🤖 AI Summary
Digital health analytics faces challenges including emotionally complex patient-generated text, dense clinical terminology, scarce labeled data, and stringent privacy constraints—limiting the accuracy and regulatory compliance of conventional machine learning approaches. To address these, we propose a fine-tuning-free large language model (LLM)-driven sentiment analysis framework: structured medical codebooks guide in-context learning for models including GPT, DeepSeek, and LLaMA 3.1; results are validated via ensemble comparison with BioBERT variants and lexicon-based methods. Evaluated on 400 expert-annotated posts from online health communities, our method achieves statistical agreement with clinical experts (p > 0.05) and significantly outperforms traditional baselines. Crucially, it eliminates reliance on sensitive patient data for model training or manual annotation, enabling real-time, accurate, interpretable, and privacy-preserving sentiment analysis.
📝 Abstract
Digital health analytics face critical challenges nowadays. The sophisticated analysis of patient-generated health content, which contains complex emotional and medical contexts, requires scarce domain expertise, while traditional ML approaches are constrained by data shortage and privacy limitations in healthcare settings.
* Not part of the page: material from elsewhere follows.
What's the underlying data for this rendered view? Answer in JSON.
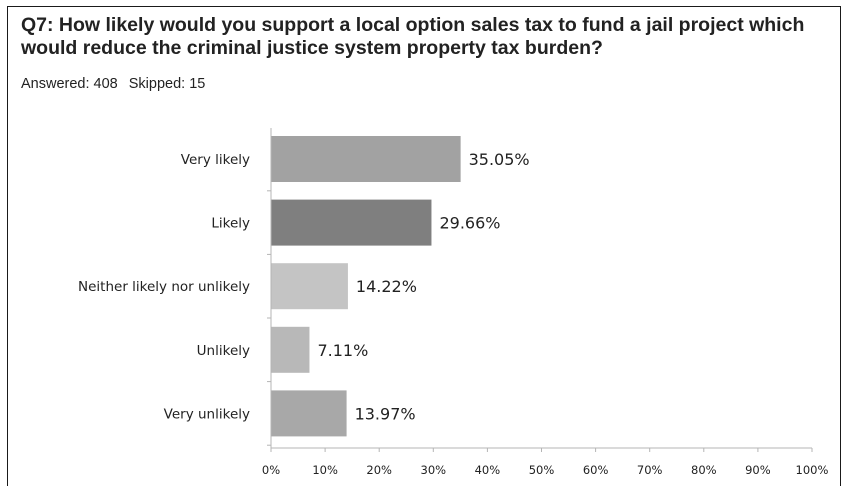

Online Health Communities (OHCs) exemplify these challenges with mixed-sentiment posts, clinical terminology, and implicit emotional expressions that demand specialised knowledge for accurate Sentiment Analysis (SA). To address these challenges, this study explores how Large Language Models (LLMs) can integrate expert knowledge through in-context learning for SA, providing a scalable solution for sophisticated health data analysis. Specifically, we develop a structured codebook that systematically encodes expert interpretation guidelines, enabling LLMs to apply domain-specific knowledge through targeted prompting rather than extensive training. Six GPT models validated alongside DeepSeek and LLaMA 3.1 are compared with pre-trained language models (BioBERT variants) and lexicon-based methods, using 400 expert-annotated posts from two OHCs. LLMs achieve superior performance while demonstrating expert-level agreement. This high agreement, with no statistically significant difference from inter-expert agreement levels, suggests knowledge integration beyond surface-level pattern recognition. The consistent performance across diverse LLM models, supported by in-context learning, offers a promising solution for digital health analytics. This approach addresses the critical challenge of expert knowledge shortage in digital health research, enabling real-time, expert-quality analysis for patient monitoring, intervention assessment, and evidence-based health strategies.